5 Reasons Why “The One” Doesn’t Exist When You Only Focus on Yourself

Love Is More Like Roulette Than Blackjack: Stop Searching for “The One”

Looking for “the one?” We’ve all heard the term, “the one true love.” It’s the idea that somewhere out in the world is the perfect match for each of us, a soulmate who can make us feel complete. But what if I told you that the concept of “the one” doesn’t really exist? What if your search for “the one” is keeping you from connecting with perfectly compatible partners?

Love is more like roulette than blackjack. In blackjack, you’re searching for that perfect number 21, but in roulette, you’re guessing. You place your chips on your lucky number and hope for the best. Love is similar, as you never know what may happen or who you may fall for. By pursuing the idea of “the one,” you may be closing yourself off to other possibilities.

“The One” Is Created Over Time by Slowly Undressing Who They Are, Not What They Should Be

If you’re pursuing a dream about what your perfect partner should be, you may be preventing yourself from discovering potential relationships. When you long for the “perfect” partner, you put immense pressure on yourself and your future partner. You expect them to be a certain way, preventing you from seeing who they truly are.

Rather than looking for what you can get from a relationship, focus instead on what you can give. Take a step back and evaluate your own character. How can you contribute to a relationship? What qualities do you possess that would make you an ideal partner? Once you understand yourself, you can begin to find a connection through shared values and interests. Rather than seeking an idealized partner, focus on finding someone whose values align with yours.

Stop Dreaming of the Perfect Partner You Invented at Age Five

If you’re still searching for the perfect partner you imagined you would fall in love with at age five, it’s time to stop. By creating unrealistic expectations of your partner, you prevent yourself from finding real love. It’s important to understand the difference between having standards and falling blindly for someone who doesn’t share your values.

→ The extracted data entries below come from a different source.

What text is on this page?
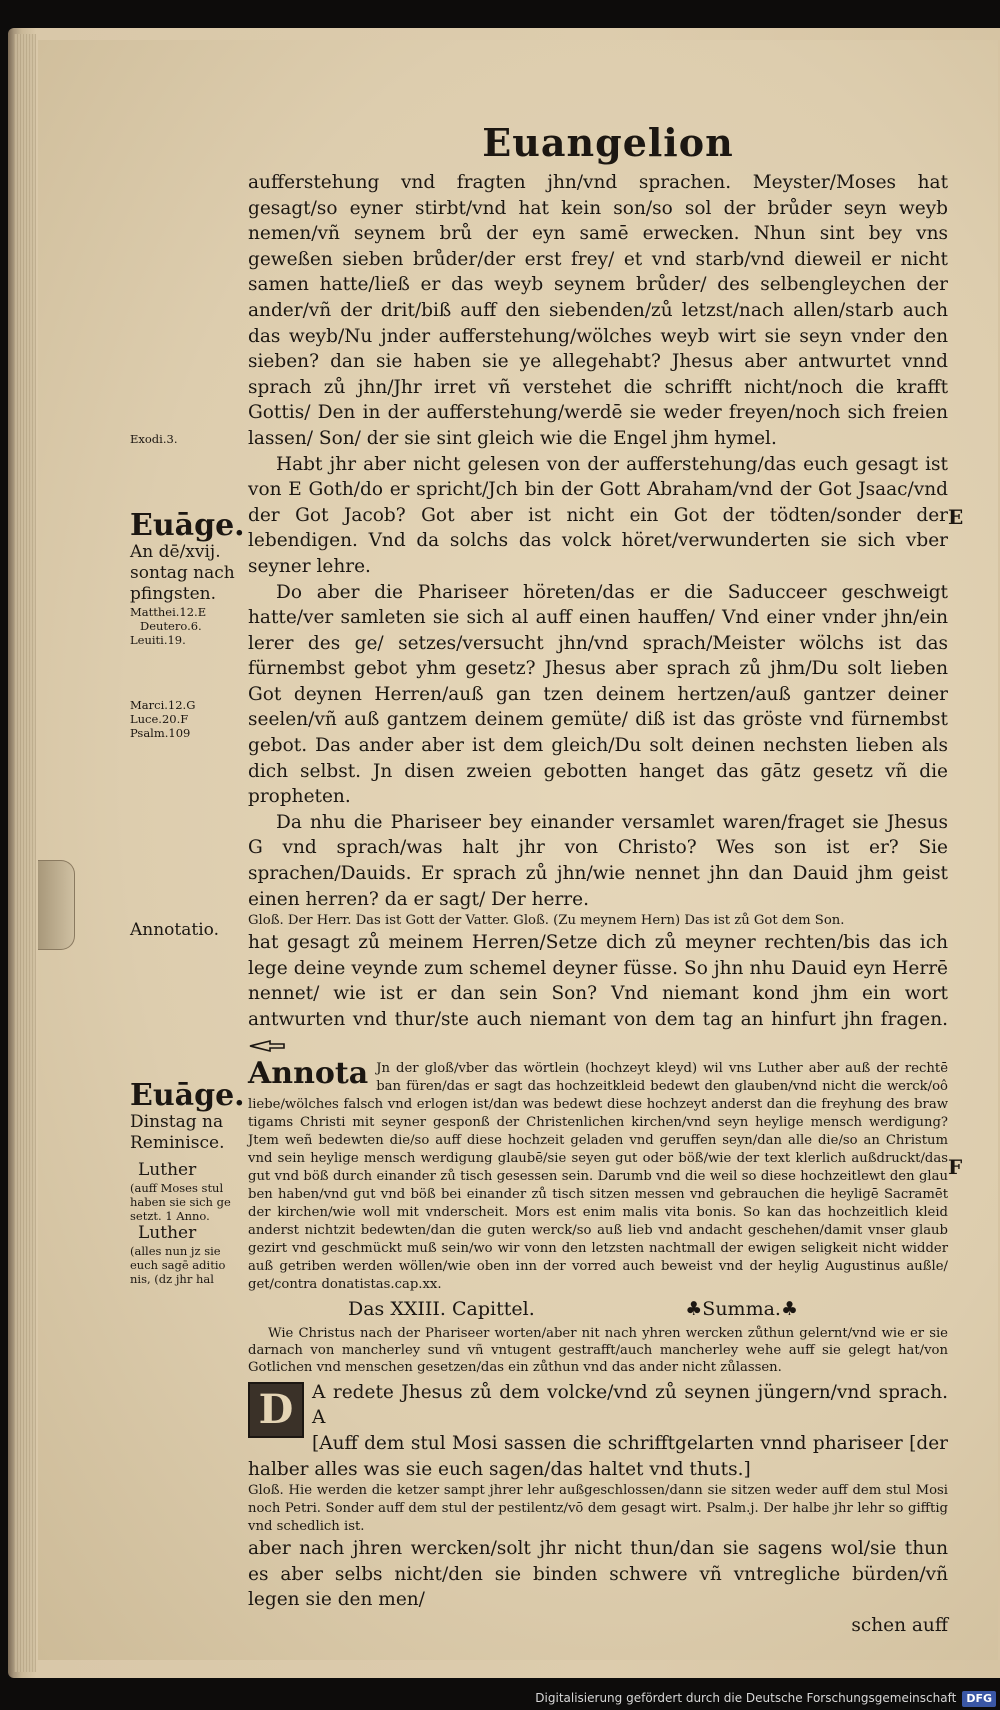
Euangelion
Exodi.3.
Euāge.
An dē/xvij.
sontag nach
pfingsten.
Matthei.12.E
Deutero.6.
Leuiti.19.
Marci.12.G
Luce.20.F
Psalm.109
Annotatio.
Euāge.
Dinstag na
Reminisce.
Luther
(auff Moses stul
haben sie sich ge
setzt. 1 Anno.
Luther
(alles nun jz sie
euch sagē aditio
nis, (dz jhr hal
E
F

aufferstehung vnd fragten jhn/vnd sprachen. Meyster/Moses hat gesagt/so eyner stirbt/vnd hat kein son/so sol der brůder seyn weyb nemen/vñ seynem brů der eyn samē erwecken. Nhun sint bey vns geweßen sieben brůder/der erst frey/ et vnd starb/vnd dieweil er nicht samen hatte/ließ er das weyb seynem brůder/ des selbengleychen der ander/vñ der drit/biß auff den siebenden/zů letzst/nach allen/starb auch das weyb/Nu jnder aufferstehung/wölches weyb wirt sie seyn vnder den sieben? dan sie haben sie ye allegehabt? Jhesus aber antwurtet vnnd sprach zů jhn/Jhr irret vñ verstehet die schrifft nicht/noch die krafft Gottis/ Den in der aufferstehung/werdē sie weder freyen/noch sich freien lassen/ Son/ der sie sint gleich wie die Engel jhm hymel.

Habt jhr aber nicht gelesen von der aufferstehung/das euch gesagt ist von E Goth/do er spricht/Jch bin der Gott Abraham/vnd der Got Jsaac/vnd der Got Jacob? Got aber ist nicht ein Got der tödten/sonder der lebendigen. Vnd da solchs das volck höret/verwunderten sie sich vber seyner lehre.

Do aber die Phariseer höreten/das er die Saducceer geschweigt hatte/ver samleten sie sich al auff einen hauffen/ Vnd einer vnder jhn/ein lerer des ge/ setzes/versucht jhn/vnd sprach/Meister wölchs ist das fürnembst gebot yhm gesetz? Jhesus aber sprach zů jhm/Du solt lieben Got deynen Herren/auß gan tzen deinem hertzen/auß gantzer deiner seelen/vñ auß gantzem deinem gemüte/ diß ist das gröste vnd fürnembst gebot. Das ander aber ist dem gleich/Du solt deinen nechsten lieben als dich selbst. Jn disen zweien gebotten hanget das gātz gesetz vñ die propheten.

Da nhu die Phariseer bey einander versamlet waren/fraget sie Jhesus G vnd sprach/was halt jhr von Christo? Wes son ist er? Sie sprachen/Dauids. Er sprach zů jhn/wie nennet jhn dan Dauid jhm geist einen herren? da er sagt/ Der herre.

Gloß. Der Herr. Das ist Gott der Vatter. Gloß. (Zu meynem Hern) Das ist zů Got dem Son.

hat gesagt zů meinem Herren/Setze dich zů meyner rechten/bis das ich lege deine veynde zum schemel deyner füsse. So jhn nhu Dauid eyn Herrē nennet/ wie ist er dan sein Son? Vnd niemant kond jhm ein wort antwurten vnd thur/ste auch niemant von dem tag an hinfurt jhn fragen.

Annota Jn der gloß/vber das wörtlein (hochzeyt kleyd) wil vns Luther aber auß der rechtē ban füren/das er sagt das hochzeitkleid bedewt den glauben/vnd nicht die werck/oô liebe/wölches falsch vnd erlogen ist/dan was bedewt diese hochzeyt anderst dan die freyhung des braw tigams Christi mit seyner gesponß der Christenlichen kirchen/vnd seyn heylige mensch werdigung? Jtem weñ bedewten die/so auff diese hochzeit geladen vnd geruffen seyn/dan alle die/so an Christum vnd sein heylige mensch werdigung glaubē/sie seyen gut oder böß/wie der text klerlich außdruckt/das gut vnd böß durch einander zů tisch gesessen sein. Darumb vnd die weil so diese hochzeitlewt den glau ben haben/vnd gut vnd böß bei einander zů tisch sitzen messen vnd gebrauchen die heyligē Sacramēt der kirchen/wie woll mit vnderscheit. Mors est enim malis vita bonis. So kan das hochzeitlich kleid anderst nichtzit bedewten/dan die guten werck/so auß lieb vnd andacht geschehen/damit vnser glaub gezirt vnd geschmückt muß sein/wo wir vonn den letzsten nachtmall der ewigen seligkeit nicht widder auß getriben werden wöllen/wie oben inn der vorred auch beweist vnd der heylig Augustinus außle/ get/contra donatistas.cap.xx.

Das XXIII. Capittel.	♣Summa.♣

Wie Christus nach der Phariseer worten/aber nit nach yhren wercken zůthun gelernt/vnd wie er sie darnach von mancherley sund vñ vntugent gestrafft/auch mancherley wehe auff sie gelegt hat/von Gotlichen vnd menschen gesetzen/das ein zůthun vnd das ander nicht zůlassen.

D	A redete Jhesus zů dem volcke/vnd zů seynen jüngern/vnd sprach. A

[Auff dem stul Mosi sassen die schrifftgelarten vnnd phariseer [der halber alles was sie euch sagen/das haltet vnd thuts.]

Gloß. Hie werden die ketzer sampt jhrer lehr außgeschlossen/dann sie sitzen weder auff dem stul Mosi noch Petri. Sonder auff dem stul der pestilentz/vō dem gesagt wirt. Psalm.j. Der halbe jhr lehr so gifftig vnd schedlich ist.

aber nach jhren wercken/solt jhr nicht thun/dan sie sagens wol/sie thun es aber selbs nicht/den sie binden schwere vñ vntregliche bürden/vñ legen sie den men/

schen auff

Digitalisierung gefördert durch die Deutsche Forschungsgemeinschaft DFG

Instead of trying to pursue the ideal partner, focus on meeting people with whom you share mutual interests and values. Once you connect through shared interests, you may be surprised by the connection that develops between you and another person.

Embrace the Rolex Theory: Finding Your Match Over Time

The Rolex theory suggests that you can find the perfect match to your personality over time. Much like a Rolex watch, finding your ideal partner takes patience and persistence. Rather than trying to force a connection with someone, it’s important to let the relationship develop naturally. Over time, you may realize that the person you thought was “the one” was really just the first step on a journey of discovering your true match.

Don’t Rush Into a Commitment You’re Not Ready For

One of the biggest mistakes people make when searching for “the one” is rushing into a relationship too quickly. When you’re searching for your soulmate, it’s important to take some time and get to know the person to ensure they really are your perfect match. It’s important to take the time to work through any issues that may arise in the relationship.

Conclusion

Love is more like roulette than blackjack. Rather than pursuing the idea of finding “the one,” focus on finding someone whose values and interests align with yours. Embrace the Rolex theory and allow relationships to develop naturally over time. Don’t rush into a commitment you’re not ready for, and take the time to get to know someone before you decide they’re “the one.” By letting go of the idea of “the one,” you may be surprised by the wonderful people and relationships you discover along the way.